Usually, a double album signals one of two things: it's either an artist's ambitious magnum opus or the height of indulgence. In
the Vines' case, it is neither.
Wicked Nature sprawls over the course of two LPs but it plays as if the band just jammed two standard-issue
Vines albums together -- which is kind of true, as the two LPs were recorded at different times with different engineers, completing the second record as the first was being mixed. Neither album on
Wicked Nature sounds like they come from a different session but neither sounds incoherent, either. All 22 songs here sound cut from the same cloth as all
the Vines' other five studio albums, the one constant in them all being leader
Craig Nicholls' undying love for cleaning up
Nirvana's grunge.
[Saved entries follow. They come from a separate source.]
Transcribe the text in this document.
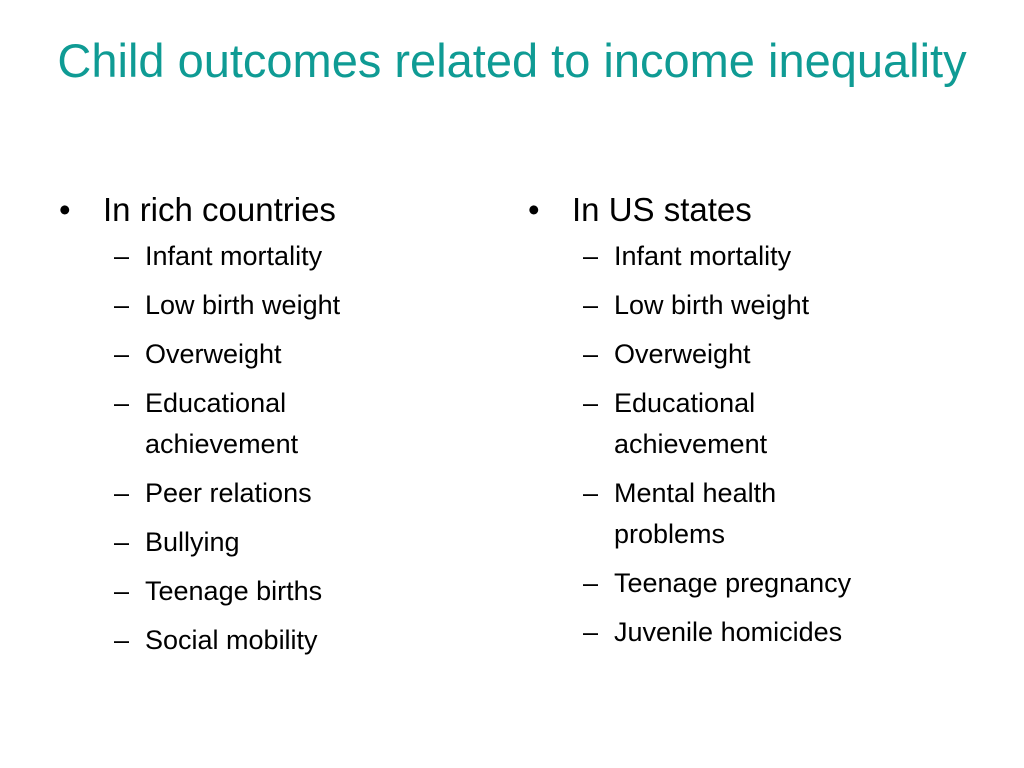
Child outcomes related to income inequality
• In rich countries
– Infant mortality
– Low birth weight
– Overweight
– Educational achievement
– Peer relations
– Bullying
– Teenage births
– Social mobility
• In US states
– Infant mortality
– Low birth weight
– Overweight
– Educational achievement
– Mental health problems
– Teenage pregnancy
– Juvenile homicides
He spikes this with a little bit of the '60s, ranging from garage stomps to candied psychedelic swirls, an influence that has become more prominent as the years roll on, but at the root of everything is
Nicholls' worship of
Kurt Cobain, which surfaces via his yowl and recycling of the minor chords from "About a Girl." He's doing this about as well as he ever has -- he has highs, he has some lows, but spends most of his time somewhere in between -- largely because he's doing it the same he always has. No matter the lineup, no matter the year,
Nicholls puts the sounds of 1993 through the prism of 2003. As pure sound, it can offer a bit of a clean, digitally distorted rush, but the never-changing moods can become wearying, particularly when there are two albums paired up against each other.